‘Information-rich’ emails that include graphics, logos and other brand markers which communicate authenticity may be driving the incredible spread of email phishing scams, researchers, including those of Indian-origin, have found.
In the first study of its kind, scientists found evidence that phishers’ increased use of ‘information-rich’ emails alter recipients’ cognitive processes in a way that facilitates their victimisation. Arun Vishwanath, professor of communication at the
University at Buffalo, and co-author of the study, said ‘information-rich’ emails contain text which is carefully framed to sound personal, arrest attention and invoke fear.
It often will include a deadline for response for which the recipient must use a link to a spoof ‘response’ website. Such sites, set up by the phisher, can install spyware that data mines the victim’s computer for usernames, passwords, address books and credit card information. “We found that these information-rich lures are successful because they are able to provoke in the victim a feeling of social presence, which is the sense that they are corresponding with a real person,” Vishwanath said.

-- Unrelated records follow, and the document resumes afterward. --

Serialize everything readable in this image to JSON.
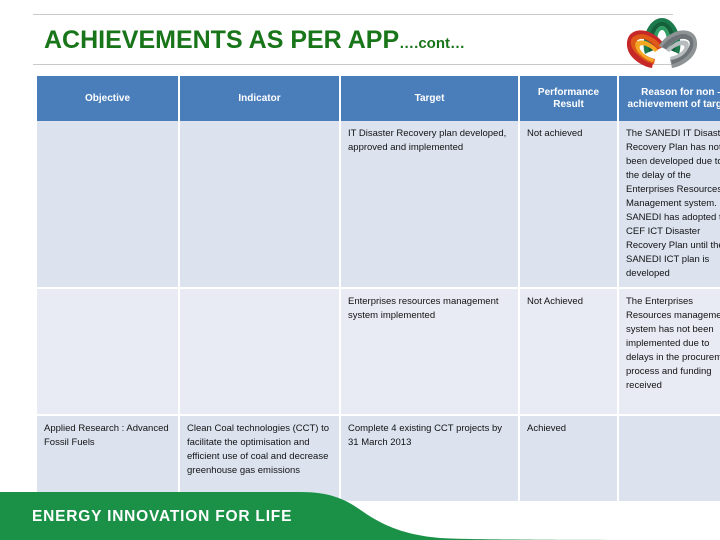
{
  "slide": {
    "title_main": "ACHIEVEMENTS AS PER APP",
    "title_cont": "….cont…",
    "title_color": "#197519",
    "background_color": "#ffffff"
  },
  "logo": {
    "name": "sanedi-trefoil-logo",
    "petal_colors": [
      "#1d7a4c",
      "#c62828",
      "#8e9396"
    ]
  },
  "table": {
    "header_background": "#4a7ebb",
    "header_text_color": "#ffffff",
    "row_shade_a": "#dce3ef",
    "row_shade_b": "#e8ebf4",
    "columns": [
      "Objective",
      "Indicator",
      "Target",
      "Performance Result",
      "Reason for non – achievement of targets"
    ],
    "headers": [
      {
        "label": "Objective"
      },
      {
        "label": "Indicator"
      },
      {
        "label": "Target"
      },
      {
        "label": "Performance Result"
      },
      {
        "label": "Reason for non – achievement of targets"
      }
    ],
    "rows": [
      {
        "objective": "",
        "indicator": "",
        "target": "IT Disaster Recovery plan developed, approved and implemented",
        "result": "Not achieved",
        "reason": "The SANEDI IT Disaster Recovery Plan has not been developed due to the delay of the Enterprises Resources Management system. SANEDI has adopted the CEF ICT Disaster Recovery Plan until the SANEDI ICT plan is developed"
      },
      {
        "objective": "",
        "indicator": "",
        "target": "Enterprises resources management system implemented",
        "result": "Not Achieved",
        "reason": "The Enterprises Resources management system has not been implemented  due to delays in the procurement process and funding received"
      },
      {
        "objective": "Applied Research : Advanced Fossil Fuels",
        "indicator": "Clean Coal technologies (CCT) to facilitate the optimisation and efficient use of coal and decrease greenhouse gas emissions",
        "target": "Complete  4 existing  CCT projects  by 31 March 2013",
        "result": "Achieved",
        "reason": ""
      }
    ]
  },
  "footer": {
    "tagline": "ENERGY INNOVATION FOR LIFE",
    "wave_color": "#1a9147",
    "text_color": "#ffffff"
  }
}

“‘Presence’ makes a message feel more personal, reduces distrust and also provokes heuristic processing, marked by less care in evaluating and responding to it,” he said. “In these circumstances, we found that if the message asks for personal information, people are more likely to hand it over, often very quickly,” he said.
“In this study such an information-rich phishing message triggered a victimisation rate of 68 per cent among participants,” he added. The study involved 125 undergraduate university students – a group often targeted by phishers – who were sent an experimental phishing email from a Gmail account prepared for use in the study. The message used a reply-to address and sender’s address, both of which included the name of the university.
The email was framed to emphasise urgency and invoke fear. It said there was an error in the recipients’ student email account settings that required them to use an enclosed link to access their account settings and resolve the problem. They had to do so within a short time period, they were told, otherwise they would no longer have access to the account.
Vishwanath said 49 participants replied to the phishing request immediately and another 36 replied after a reminder. The respondents then completed a five-point scale that measured their use of systemic (critical thinking) and heuristic information processing in deciding what to do with the email. When a few other variables were factored in, the phishing attack had an overall success rate of 68 per cent.
Raghav Rao, a graduate student in the Department of Management Science and Systems in the UB School of Management, was co-author of the study presented at the 48th Hawaii International Conference on System Sciences at the University of Hawaii.